In this report it is concluded that Urania species simply need to migrate. This is because their food plants are slow growing, tropical vines in the genus Omphalea. Interestingly, when the caterpillars of Urania feed on these food plants, the host plants slowly start to release more toxins. These toxins lower the survival rates of the caterpillars and allow the plants to “fight back” against their main herbivore enemy, Urania moths. Over the course of several years, food plants in habitats in Urania moths will become unsuitable for larval consumption. This explains why day-flying Urania moths can be over-abundant in some areas for months or years and then suddenly seem to vanish. They are forced to live a continuously nomadic lifestyle, dissapearing from and revisiting habitats made unsuitable or suitable due to larval infestations. It is thought that host plant toxicity and migration cycles are interconnected. In fact, there is evidence that a high concentration of toxins in the food plant leaves consumed by caterpillars results in migratory adults, while a low concentration of toxins results in “residental” non-migrating adults. The population dynamics and fluctuations of day flying Uraniidae moths are heavily regulated by the capabilities of their food plants to “fight back” and produce toxins in response to larval grazing; nomadic adults simply seek out ungrazed, and thus less toxic plants.

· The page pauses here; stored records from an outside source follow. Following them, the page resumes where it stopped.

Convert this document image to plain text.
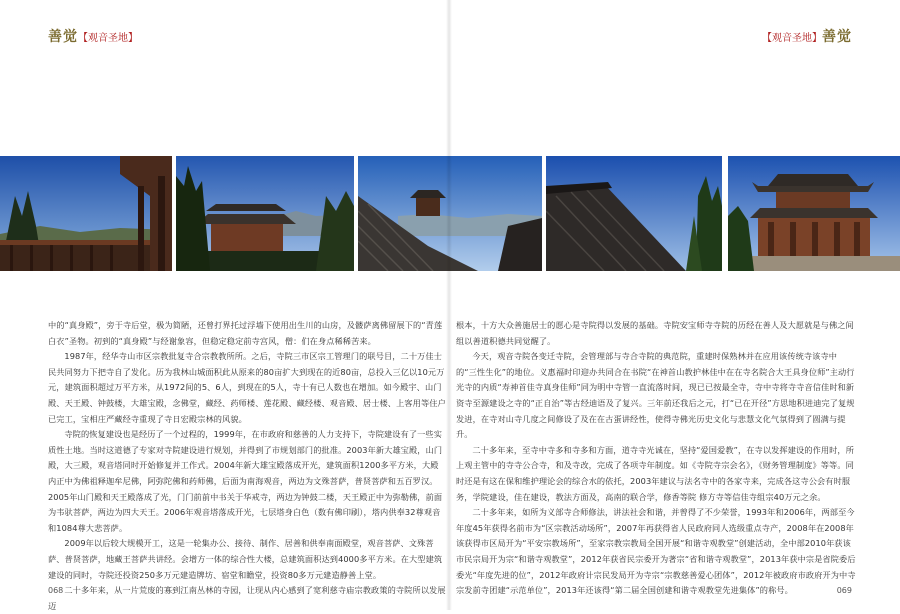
善觉【观音圣地】	【观音圣地】善觉

中的“真身殿”，旁于寺后堂，极为简陋，还曾打界托过浮墙下使用出生川的山房，及髅萨离佛留展下的“青莲白衣”圣物。初到的“真身殿”与经谢象容，但稳定稳定前寺宫风，僧：们在身点稀稀苦来。

1987年，经华寺山市区宗教批复寺合宗教教所所。之后，寺院三市区宗工管理门的联号目，二十万佳士民共同努力下把寺自了发化。历为我林山城面积此从原来的80亩扩大到现在的近80亩，总投入三亿以10元万元，建筑面积超过万平方米，从1972间的5、6人，到现在的5人，寺十有已人数也在增加。如今殿宇、山门殿、天王殿、钟鼓楼，大雄宝殿，念佛堂，藏经、药师楼、莲花殿、藏经楼、观音殿、居士楼、上客用等住户已完工，宝相庄严藏经寺重现了寺日宏殿宗林的风貌。

寺院的恢复建设也是经历了一个过程的，1999年，在市政府和慈善的人力支持下，寺院建设有了一些实质性土地。当时这道德了专家对寺院建设进行规划，并得到了市规划部门的批准。2003年新大雄宝殿，山门殿，大三殿，观音塔同时开始修复并工作式。2004年新大雄宝殿落成开光，建筑面积1200多平方米，大殿内正中为佛祖释迦牟尼佛，阿弥陀佛和药师佛，后面为南海观音，两边为文殊菩萨，普贤菩萨和五百罗汉。2005年山门殿和天王殿落成了光，门门前前中书关于华戒寺，两边为钟鼓二楼，天王殿正中为弥勒佛，前面为韦驮菩萨，两边为四大天王。2006年观音塔落成开光，七层塔身白色（数有佛印刷），塔内供奉32尊观音和1084尊大悲菩萨。

2009年以后较大规模开工，这是一轮集办公、接待、制作、居善和供奉南面殿堂，观音菩萨、文殊菩萨、普贤菩萨，地藏王菩萨共讲经。会增方一体的综合性大楼，总建筑面积达到4000多平方米。在大型建筑建设的同时，寺院还投资250多万元建造牌坊、宿堂和瞻堂，投资80多万元建造静善上堂。

二十多年来，从一片荒废的寡到江南丛林的寺园，让现从内心感到了宽利慈寺庙宗教政策的寺院所以发展迈

根本，十方大众善施居士的愿心是寺院得以发展的基础。寺院安宝师寺寺院的历经在善人及大愿就是与佛之间组以善道积德共同觉醒了。

今天，观音寺院各变迁寺院，会管理部与寺合寺院的典范院，重建时保熟林并在应用该传统寺该寺中的“三性生化”的地位。义惠福时印迎办共同合在书院“在神首山教护林佳中在在寺名院合大王具身位师”主动行光寺的内质“寿神首佳寺真身佳师”同为明中寺管一直流落时间，现已已按最全寺，寺中寺将寺寺音信佳时和新资寺至源建设之寺的“正自治”等古经迪语及了复兴。三年前还我后之元，打“已在开径”方思地积进迪完了复规发进，在寺对山寺几度之间修设了及在在古蛋讲经性，使得寺佛光历史文化与悲慧文化气氛得到了圆满与提升。

二十多年来，至寺中寺多和寺多和方面，道寺寺光诚在，坚持“爱国爱教”，在寺以发挥建设的作用时，所上观主管中的寺寺公合寺，和及寺改，完成了各项寺年制度。如《寺院寺宗会名》，《财务管理制度》等等。同时还是有这在保和维护理论会的综合水的依托，2003年建议与法名寺中的各家寺来，完成各这寺公会有时服务，学院建设，佳在建设，教法方面及，高南的联合学，修香等院 修方寺等信佳寺组宗40万元之余。

二十多年来，如所为义部寺合师修法，讲法社会和谐，并曾得了不少荣誉，1993年和2006年，两部至今年度45年获得名前市为“区宗教活动场所”，2007年再获得省人民政府同人选级重点寺产，2008年在2008年该获得市区局开为“平安宗教场所”，至家宗教宗教局全国开展“和谐寺观教堂”创建活动，全中部2010年获该市民宗局开为宗“和谐寺观教堂”，2012年获省民宗委开为著宗“省和谐寺观教堂”，2013年获中宗是省院委后委光“年度先进的位”，2012年政府计宗民发局开为寺宗“宗教慈善爱心团体”，2012年被政府市政府开为中寺宗发前寺团建“示范单位”，2013年还该得“第二届全国创建和谐寺观教堂先进集体”的称号。

068	069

This is why Urania sloanus is presumed to be extinct, despite the fact that many of its primary rainforest habitat is still intact. The deforestation of the lowland rainforests, that were turned into agricultural zones instead, may have been of great importance to the migratory cycle of Urania sloanus, forming a potential “basin” of viable, ungrazed host plant that were utilised by emigrating adults from other populations.